Housing Affordability Held Steady at a 10-Year Low in the Fourth Quarter

Housing Affordability Held Steady at a 10-Year Low in the Fourth Quarter

A modest increase in interest rates offset a slight decline in home prices to keep housing affordability essentially level in the fourth quarter of 2018 and still hovering at a 10-year low, according to the National Association of Home Builders (NAHB)/Wells Fargo Housing Opportunity Index.

In all, 56.6 percent of new and existing homes sold between the beginning of October and end of December were affordable to families earning the U.S. median income of $71,900. This is little changed from the 56.4 percent of homes sold in the third quarter that were affordable to median-income earners.
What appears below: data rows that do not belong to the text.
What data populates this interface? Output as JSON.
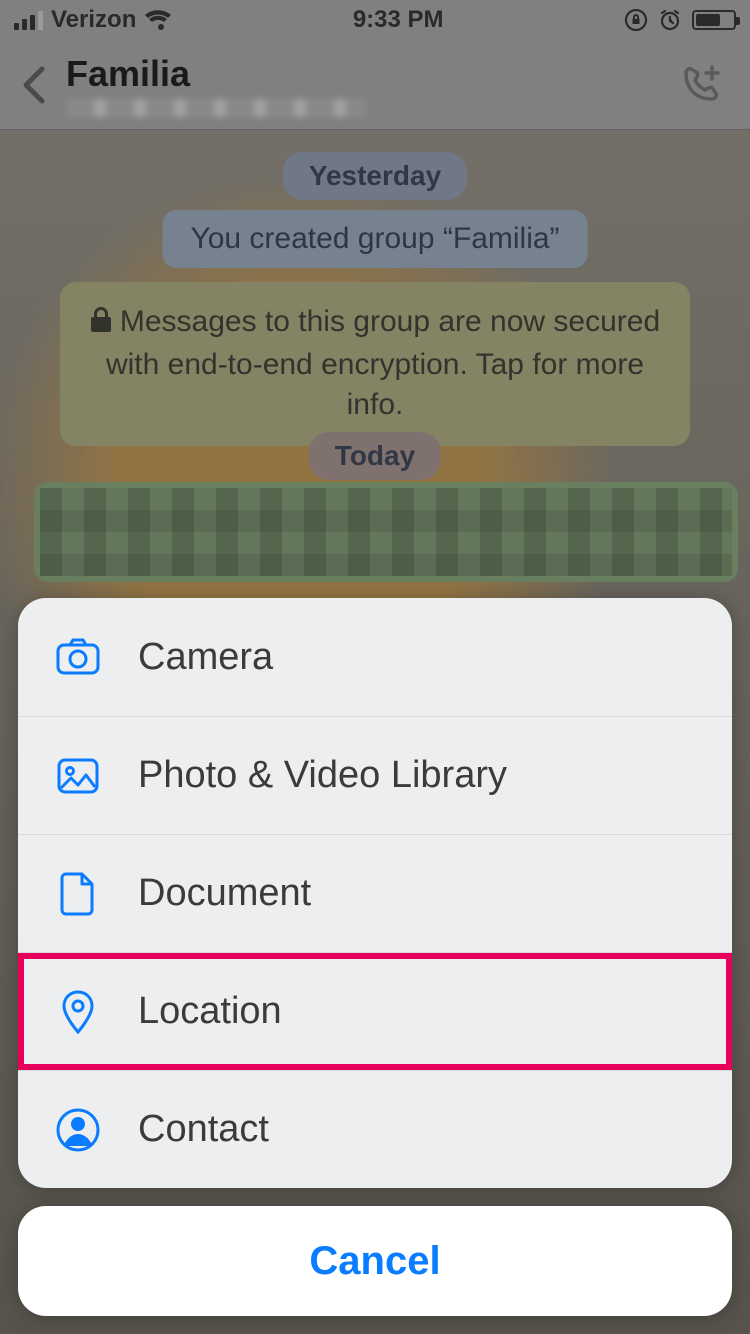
{
  "status": {
    "carrier": "Verizon",
    "time": "9:33 PM"
  },
  "header": {
    "title": "Familia"
  },
  "chat": {
    "date1": "Yesterday",
    "system_created": "You created group “Familia”",
    "encryption_notice": "Messages to this group are now secured with end-to-end encryption. Tap for more info.",
    "date2": "Today"
  },
  "sheet": {
    "items": [
      {
        "label": "Camera",
        "icon": "camera-icon",
        "highlight": false
      },
      {
        "label": "Photo & Video Library",
        "icon": "photo-icon",
        "highlight": false
      },
      {
        "label": "Document",
        "icon": "document-icon",
        "highlight": false
      },
      {
        "label": "Location",
        "icon": "location-icon",
        "highlight": true
      },
      {
        "label": "Contact",
        "icon": "contact-icon",
        "highlight": false
      }
    ],
    "cancel_label": "Cancel"
  },
  "colors": {
    "accent_blue": "#0a7cff",
    "highlight_pink": "#e6005c"
  }
}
The national median home price moved down from $268,000 in the third quarter of 2018 to $263,000 in the fourth quarter. At the same time, average mortgage rates rose by 17 basis points in the fourth quarter to 4.89 percent from 4.72 percent in the third quarter. This was the fourth straight quarterly rate hike and the highest rate level since the second quarter of 2011.

“Builders are finding it increasingly difficult to build at price points most consumers need because they are struggling with burdensome regulations, higher material costs and shortages of lots and labor,” said NAHB Chairman Randy Noel, a custom home builder from LaPlace, La. “Historically, housing has been the canary in the coal mine, and these ongoing affordability woes should serve as a wake up call to policymakers to take immediate action.”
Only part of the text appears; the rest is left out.